Comment by AndyNemmity
17 hours ago
That's completely fair, I also don't have much faith in that anymore. Very often, the people who make those claims have the most basic implementation that barely is one.
I'm not sure if the problems you run into with using LLMs will be solved if you do it my way. My problems are solved doing it my way. If I heard more about your problems, I would have a specific answer to them.
These are the solutions to where I have run into issues.
For sure, but my solutions are not feed the error back into the LLM. My solutions are varied, but as the blog shows, they are move as much as possible into scripts, and deterministic solutions, and keep the LLM to the smallest possible scope.
The current state of things is extremely useful for a subset of things. That subset of things feels small to me. But it may be every thing a certain person wants to do exists in that subset of things.
It just depends. We're all doing radically different things, and trying very different things.
I certainly understand and appreciate your perspective.
That makes sense.
My basic problem is: "first-run" LLM agent output frequently does one or more of the following: fails to compile/run, fails existing test coverage, or fails manual verification. The first two steps have been pretty well automated by agents: inspect output, try to fix, re-run. IME this works really well for things like Python, less-well for things like certain Rust edge cases around lifetimes and such, or goroutine coordination, which require a different sort of reasoning than "typical" procedural programming.
But let's assume that the agents get even better at figuring out the deal with the more specialized languages/features and are able to iterate w/o interaction to fix things.
If the first-pass output still has issues, I still have concerns. They aren't "I'm not going to use these tools" concerns, because I also sometimes write bugs, and they can write the vast majority of code faster than I can.
But they are "I'm not gonna vibe-code my day job" concerns because the existence of trivially-catchable issues suggests that there's likely harder-to-catch issues that will need manual review to make sure (a) test coverage is sufficient, (b) the mental model being implemented is correct, (c) the outside world is interacted with correctly.
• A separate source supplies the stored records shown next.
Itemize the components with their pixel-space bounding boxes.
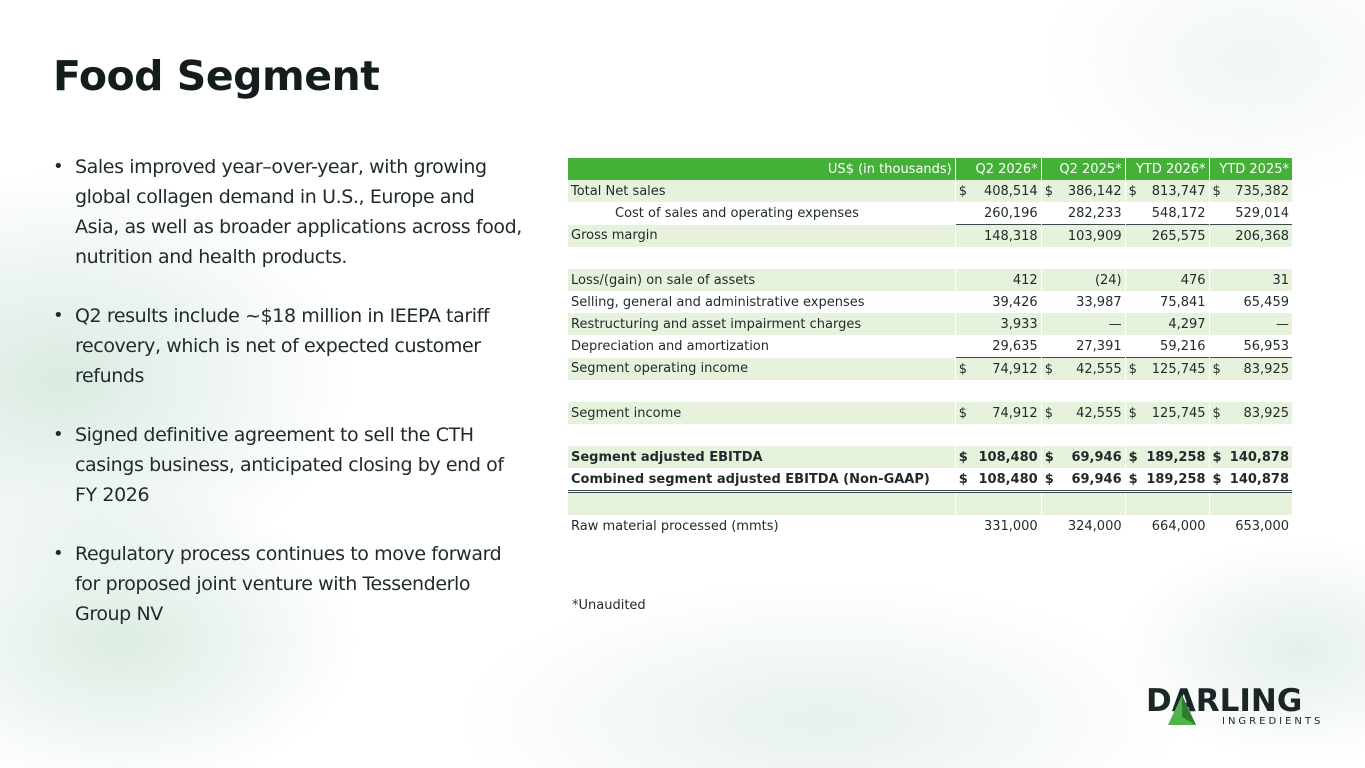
cell-value: $74,912 (954, 357, 1042, 380)
bullet-list: Sales improved year–over-year, with grow… (53, 152, 523, 658)
table-spacer-row (568, 247, 1292, 269)
cell-value: $69,946 (1040, 446, 1126, 468)
table-row: Segment operating income $74,912 $42,555… (568, 357, 1292, 380)
cell-value: 148,318 (954, 224, 1042, 247)
row-label: Depreciation and amortization (568, 335, 956, 358)
cell-value: 282,233 (1040, 202, 1126, 225)
cell-value: 103,909 (1040, 224, 1126, 247)
cell-value: 39,426 (954, 291, 1042, 313)
table-row: Cost of sales and operating expenses 260… (568, 202, 1292, 225)
page-title: Food Segment (53, 52, 380, 100)
cell-value: 324,000 (1040, 515, 1126, 537)
header-ytd-2026: YTD 2026* (1124, 158, 1210, 180)
cell-value: 476 (1124, 269, 1210, 291)
cell-value: $408,514 (954, 180, 1042, 202)
table-row: Restructuring and asset impairment charg… (568, 313, 1292, 335)
bullet-item: Sales improved year–over-year, with grow… (53, 152, 523, 272)
cell-value: 265,575 (1124, 224, 1210, 247)
company-logo: DARLING INGREDIENTS (1146, 685, 1321, 733)
cell-value: $83,925 (1208, 357, 1292, 380)
logo-subtitle: INGREDIENTS (1222, 716, 1324, 727)
row-label: Total Net sales (568, 180, 956, 202)
cell-value: 529,014 (1208, 202, 1292, 225)
cell-value: 33,987 (1040, 291, 1126, 313)
cell-value: $125,745 (1124, 402, 1210, 424)
table-row: Segment income $74,912 $42,555 $125,745 … (568, 402, 1292, 424)
cell-value: $189,258 (1124, 468, 1210, 493)
cell-value: $108,480 (954, 468, 1042, 493)
cell-value: 206,368 (1208, 224, 1292, 247)
cell-value: 56,953 (1208, 335, 1292, 358)
footnote: *Unaudited (572, 598, 646, 613)
table-spacer-row (568, 380, 1292, 402)
cell-value: 31 (1208, 269, 1292, 291)
row-label: Segment income (568, 402, 956, 424)
cell-value: $140,878 (1208, 446, 1292, 468)
table-row: Raw material processed (mmts) 331,000 32… (568, 515, 1292, 537)
table-spacer-row (568, 491, 1292, 515)
row-label: Loss/(gain) on sale of assets (568, 269, 956, 291)
cell-value: $735,382 (1208, 180, 1292, 202)
bullet-item: Q2 results include ~$18 million in IEEPA… (53, 301, 523, 391)
table-spacer-row (568, 424, 1292, 446)
logo-wordmark: DARLING (1146, 683, 1303, 719)
header-q2-2026: Q2 2026* (954, 158, 1042, 180)
table-row: Total Net sales $408,514 $386,142 $813,7… (568, 180, 1292, 202)
cell-value: 653,000 (1208, 515, 1292, 537)
cell-value: 29,635 (954, 335, 1042, 358)
row-label: Raw material processed (mmts) (568, 515, 956, 537)
table-row: Gross margin 148,318 103,909 265,575 206… (568, 224, 1292, 247)
row-label: Segment adjusted EBITDA (568, 446, 956, 468)
cell-value: $125,745 (1124, 357, 1210, 380)
header-q2-2025: Q2 2025* (1040, 158, 1126, 180)
row-label: Gross margin (568, 224, 956, 247)
cell-value: — (1040, 313, 1126, 335)
cell-value: 331,000 (954, 515, 1042, 537)
cell-value: $42,555 (1040, 357, 1126, 380)
cell-value: $386,142 (1040, 180, 1126, 202)
cell-value: 59,216 (1124, 335, 1210, 358)
cell-value: 548,172 (1124, 202, 1210, 225)
cell-value: 412 (954, 269, 1042, 291)
row-label: Cost of sales and operating expenses (568, 202, 956, 225)
cell-value: $83,925 (1208, 402, 1292, 424)
row-label: Segment operating income (568, 357, 956, 380)
bullet-item: Regulatory process continues to move for… (53, 539, 523, 629)
cell-value: $140,878 (1208, 468, 1292, 493)
row-label: Selling, general and administrative expe… (568, 291, 956, 313)
logo-triangle-icon (1168, 695, 1196, 725)
header-units: US$ (in thousands) (568, 158, 956, 180)
cell-value: — (1208, 313, 1292, 335)
cell-value: $74,912 (954, 402, 1042, 424)
table-header-row: US$ (in thousands) Q2 2026* Q2 2025* YTD… (568, 158, 1292, 180)
table-row: Segment adjusted EBITDA $108,480 $69,946… (568, 446, 1292, 468)
row-label: Combined segment adjusted EBITDA (Non-GA… (568, 468, 956, 493)
cell-value: (24) (1040, 269, 1126, 291)
cell-value: 75,841 (1124, 291, 1210, 313)
cell-value: $108,480 (954, 446, 1042, 468)
table-row: Depreciation and amortization 29,635 27,… (568, 335, 1292, 358)
bullet-item: Signed definitive agreement to sell the … (53, 420, 523, 510)
cell-value: 4,297 (1124, 313, 1210, 335)
header-ytd-2025: YTD 2025* (1208, 158, 1292, 180)
cell-value: $42,555 (1040, 402, 1126, 424)
cell-value: 27,391 (1040, 335, 1126, 358)
cell-value: $189,258 (1124, 446, 1210, 468)
cell-value: $69,946 (1040, 468, 1126, 493)
cell-value: 65,459 (1208, 291, 1292, 313)
cell-value: 3,933 (954, 313, 1042, 335)
cell-value: $813,747 (1124, 180, 1210, 202)
cell-value: 260,196 (954, 202, 1042, 225)
cell-value: 664,000 (1124, 515, 1210, 537)
table-row: Loss/(gain) on sale of assets 412 (24) 4… (568, 269, 1292, 291)
table-row: Selling, general and administrative expe… (568, 291, 1292, 313)
financial-table: US$ (in thousands) Q2 2026* Q2 2025* YTD… (568, 158, 1292, 537)
row-label: Restructuring and asset impairment charg… (568, 313, 956, 335)
table-row: Combined segment adjusted EBITDA (Non-GA… (568, 468, 1292, 493)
And I still find bugs in these areas that I have to fix manually.
This all adds up to "these tools save me 20-30% of my time" (the first-draft coding) vs "these agents save me 90% of my time."
So I'm kinda at a plateau for a few months where it'll be hard to convince me to try new things to try to close that 20-30% -> 90% number.
I experience the same things. What I’ve found is there is no issue I can’t solve so it doesn’t repeat.
The real issue is I don’t know the issues ahead of time. So each experience is an iteration stopping things I didn’t know would happen.
Thankfully, I’m not trying to sell anyone anything. I don’t even want people to use what I use. I only want people to understand the why of what I do, and how it adds me value.
I think it’s important to understand this thing we use as best we can.
The personal value you can get, is entirely up to your tolerance for it.
I just enjoy the process
For new-ish projects it should give you some crazy speed up out of the box.
For large codebases (my own has 500k lines and my company has a few tens of millions) you need something better like RPI.
If nothing else just being able to understand code questions basically instantly should give you a large speed up, even without any fancy stuff.
Damn, it really is all just vibes eh? Everyone just vibes their way to coding these days, no proof AI is actually doing anything for you. It's basically just how someone feels now: that's reality.
In some sense, computers and digital things have now just become a part of reality, blending in by force.
I mean, it’s not vibes. I make real projects, and the failures of AI doing it force me to make fixes so that it only ever fails doing that thing once. Then it no longer fails to do that thing.
But the things I am doing might not be the things you are doing.
If you want proof, I intend to release a game to the App Store and steam soon. At that point you can judge if it built a thing adequately.
No offense intended, I don't even know you at all, but I see people claim things like you did so often these days that I begin to question reality. These claims always have some big disclaimer, as yours does. I still don't know a single personal acquaintance who has claimed even a 2x improvement on general coding efficiency, not even 1.5x in general efficiency. Some of my coworkers say AI is good for this or that, but I literally just waste my time and money when I use it, I've never gotten good results or even adequate results to continue trying. I feel like I am taking crazy pills sometimes with all of the hype!
I hope you're just one of the ones who figured it out early and all the hype isn't fake bullshit. I'd much rather be proven wrong than for humanity to have wasted all this time and resources.